In Data-Transformation-Code folder (the folder where the dataset is located)

  1. Unzip the zip files
  2. Run gen_socialadj_listsv2.py
  3. Run format_tweetersv3_compressed.py

Choose to either:

A) Put all training data into history lists: (This gives all interations as history to the model)

3)Run format_retweetersv3.py

4)Run format_negsamplesv3.py (Create negative retweeter examples and format appropriately)


B) Split training data 1/4 goint into history lists, 3/4 held out: (This splits some interations for history other for future interactions) Temporal makes sure that history is consistent with time stamps

3)Run hist_format_retweetersv3.py or format_retweeters_temporal.py(latest)

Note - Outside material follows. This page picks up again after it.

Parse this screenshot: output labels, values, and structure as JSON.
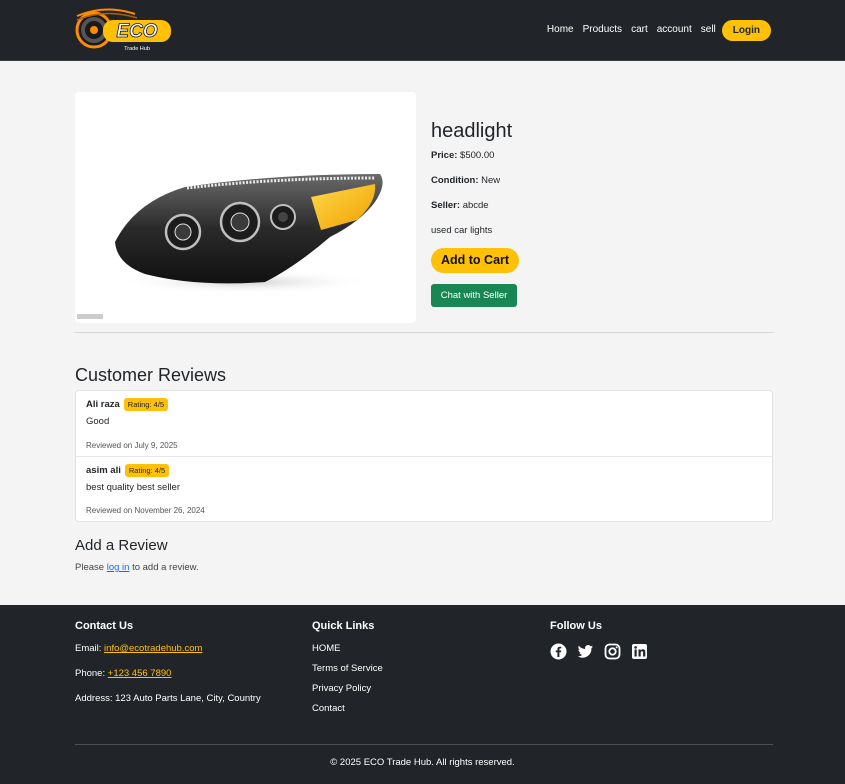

4)Run hist_format_negsamplesv3.py or format_negsamplesv3_temporal.py(latest) (Create negative retweeter examples and format appropriately)


  1. Run gen_temporal_history_timeupdate.py (This orders interactions by time, making sure the interaction events are in temporal order)

6)Run format_noninteractersv2.py (Just need to do this so index errors aren't thrown)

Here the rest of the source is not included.